POS tagging is language dependent. One or more tagsets can exist per language . The STTS tag set is used by the open source software OpenNLP for German texts and the Penn Treebank tag set for English texts. The PAROLE TagSet developed for 14 European languages ​​is also supported. OpenNLP has a selection of already trained models for these different languages ​​(German, English, Spanish, Portuguese, Danish, etc.). With the help of these models, a text corpus in one of these languages ​​can be automatically provided with the appropriate tags.

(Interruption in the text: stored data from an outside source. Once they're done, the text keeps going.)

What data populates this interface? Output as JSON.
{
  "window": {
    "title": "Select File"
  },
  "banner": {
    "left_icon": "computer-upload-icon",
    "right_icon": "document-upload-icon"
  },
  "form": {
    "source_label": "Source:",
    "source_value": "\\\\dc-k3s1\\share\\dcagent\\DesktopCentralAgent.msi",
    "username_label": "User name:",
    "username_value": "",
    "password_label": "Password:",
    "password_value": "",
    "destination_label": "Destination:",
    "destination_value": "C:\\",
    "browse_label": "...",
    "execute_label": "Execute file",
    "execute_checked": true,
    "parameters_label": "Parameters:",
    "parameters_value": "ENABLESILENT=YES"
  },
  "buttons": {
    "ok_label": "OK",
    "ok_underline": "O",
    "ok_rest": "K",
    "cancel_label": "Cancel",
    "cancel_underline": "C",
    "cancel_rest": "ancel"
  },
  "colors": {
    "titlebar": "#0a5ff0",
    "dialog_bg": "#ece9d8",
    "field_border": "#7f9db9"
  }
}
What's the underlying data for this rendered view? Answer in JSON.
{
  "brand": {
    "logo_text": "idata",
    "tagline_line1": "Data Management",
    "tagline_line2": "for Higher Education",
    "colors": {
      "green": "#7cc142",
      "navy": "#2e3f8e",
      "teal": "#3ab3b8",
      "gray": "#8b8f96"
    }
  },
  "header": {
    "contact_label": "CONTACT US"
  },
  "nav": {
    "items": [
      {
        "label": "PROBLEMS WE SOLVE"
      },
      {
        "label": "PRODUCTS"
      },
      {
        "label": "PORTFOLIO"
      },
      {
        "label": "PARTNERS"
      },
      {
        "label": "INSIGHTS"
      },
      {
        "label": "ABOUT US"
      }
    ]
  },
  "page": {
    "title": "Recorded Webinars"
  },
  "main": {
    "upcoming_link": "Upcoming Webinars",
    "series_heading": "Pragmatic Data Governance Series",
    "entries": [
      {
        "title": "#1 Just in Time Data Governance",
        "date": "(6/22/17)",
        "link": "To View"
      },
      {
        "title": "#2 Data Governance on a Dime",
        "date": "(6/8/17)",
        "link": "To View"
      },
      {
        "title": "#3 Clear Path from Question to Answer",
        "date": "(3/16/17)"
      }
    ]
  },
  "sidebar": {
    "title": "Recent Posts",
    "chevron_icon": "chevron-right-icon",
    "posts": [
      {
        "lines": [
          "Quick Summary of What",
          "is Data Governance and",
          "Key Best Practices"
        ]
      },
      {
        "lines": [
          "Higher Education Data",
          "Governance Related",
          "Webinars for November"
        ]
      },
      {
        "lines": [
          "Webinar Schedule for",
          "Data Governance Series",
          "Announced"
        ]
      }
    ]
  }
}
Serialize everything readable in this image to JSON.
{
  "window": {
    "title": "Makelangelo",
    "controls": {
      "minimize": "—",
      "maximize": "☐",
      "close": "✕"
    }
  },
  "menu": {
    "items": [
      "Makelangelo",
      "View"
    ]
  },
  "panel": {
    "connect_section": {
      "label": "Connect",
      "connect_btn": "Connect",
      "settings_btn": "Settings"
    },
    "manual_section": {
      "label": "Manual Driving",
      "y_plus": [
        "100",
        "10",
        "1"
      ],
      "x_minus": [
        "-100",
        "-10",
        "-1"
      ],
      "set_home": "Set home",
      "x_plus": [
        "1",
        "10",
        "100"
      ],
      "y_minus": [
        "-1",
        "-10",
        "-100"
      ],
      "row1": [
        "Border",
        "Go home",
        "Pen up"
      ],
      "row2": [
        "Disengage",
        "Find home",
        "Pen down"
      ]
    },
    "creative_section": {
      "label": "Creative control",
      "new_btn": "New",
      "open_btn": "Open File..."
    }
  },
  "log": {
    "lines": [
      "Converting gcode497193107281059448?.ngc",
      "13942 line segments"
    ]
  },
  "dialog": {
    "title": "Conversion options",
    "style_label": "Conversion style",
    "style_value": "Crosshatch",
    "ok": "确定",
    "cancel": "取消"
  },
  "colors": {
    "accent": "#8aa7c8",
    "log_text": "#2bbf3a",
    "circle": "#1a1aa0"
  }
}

TreeTagger is a tool developed by Helmut Schmid at the Institute for Natural Language Processing at the University of Stuttgart . It can be used to automatically add POS tags to texts from approx. 16 different languages. TreeTagger is probably the language-independent tool most frequently used in research in this area.

literature

  • Eric Brill: A simple rule-based part-of-speech tagger. In Proceedings of the 3rd Conference on Applied Natural Language Processing (ANLP-92). Pp. 152-155, 1992.
  • Eugene Charniak: Statistical Techniques for Natural Language Parsing. In: AI Magazine 18 (4): pp. 33-44, 1997.
  • Hans van Halteren, Jakub Zavrel, Walter Daelemans: Improving Accuracy in Word Class Tagging through the Combination of Machine Learning Systems. . In: Computational Linguistics 27 (2), pp. 199-229, 2001 (PDF 2.26 MB; 2.4 MB).
  • Helmut Schmid: Probabilistic part-of-speech tagging using decision trees. In Proceedings of the International Conference on New Methods in Language Processing 1994.

Web links

Individual evidence

  1. STTS (HU Berlin)
  2. Complete guide for training your own POS tagger with NLTK & Scikit-Learn. In: NLP-FOR-HACKERS. August 21, 2016. Retrieved February 9, 2019 (American English).
  3. ^ Mitchell P. Marcus, Beatrice Santorini, Mary Ann Marcinkiewicz: Building a large annotated corpus of English: the Penn Treebank. University of Pennsylvania, accessed February 9, 2019 .
  4. CORDIS | European Commission. In: Language Engineering. Retrieved February 9, 2019 .
  5. Two-level Morphology Irish Tags. School of Computer Science and Statistics - Trinity College Dublin , accessed February 9, 2019 .
  6. Apache Stanbol - OpenNLP POS Tagging Engine. Retrieved February 9, 2019 .
  7. OpenNLP Tools Models. Retrieved February 9, 2019 .
  8. Helmut Schmid's homepage. In: Center for Information and Language Processing. Ludwig Maximilians University Munich , accessed on February 10, 2019 (English).
  9. TreeTagger - a language independent part-of-speech tagger | Institute for Natural Language Processing | University of Stuttgart. Retrieved February 10, 2019 .
  10. Imad Zeroual, Abdelhak Lakhouaja: MulTed: A multilingual aligned and tagged parallel corpus . In: Applied Computing and Informatics . December 14, 2018, ISSN  2210-8327 , doi : 10.1016 / j.aci.2018.12.003 (English, sciencedirect.com [accessed February 10, 2019]).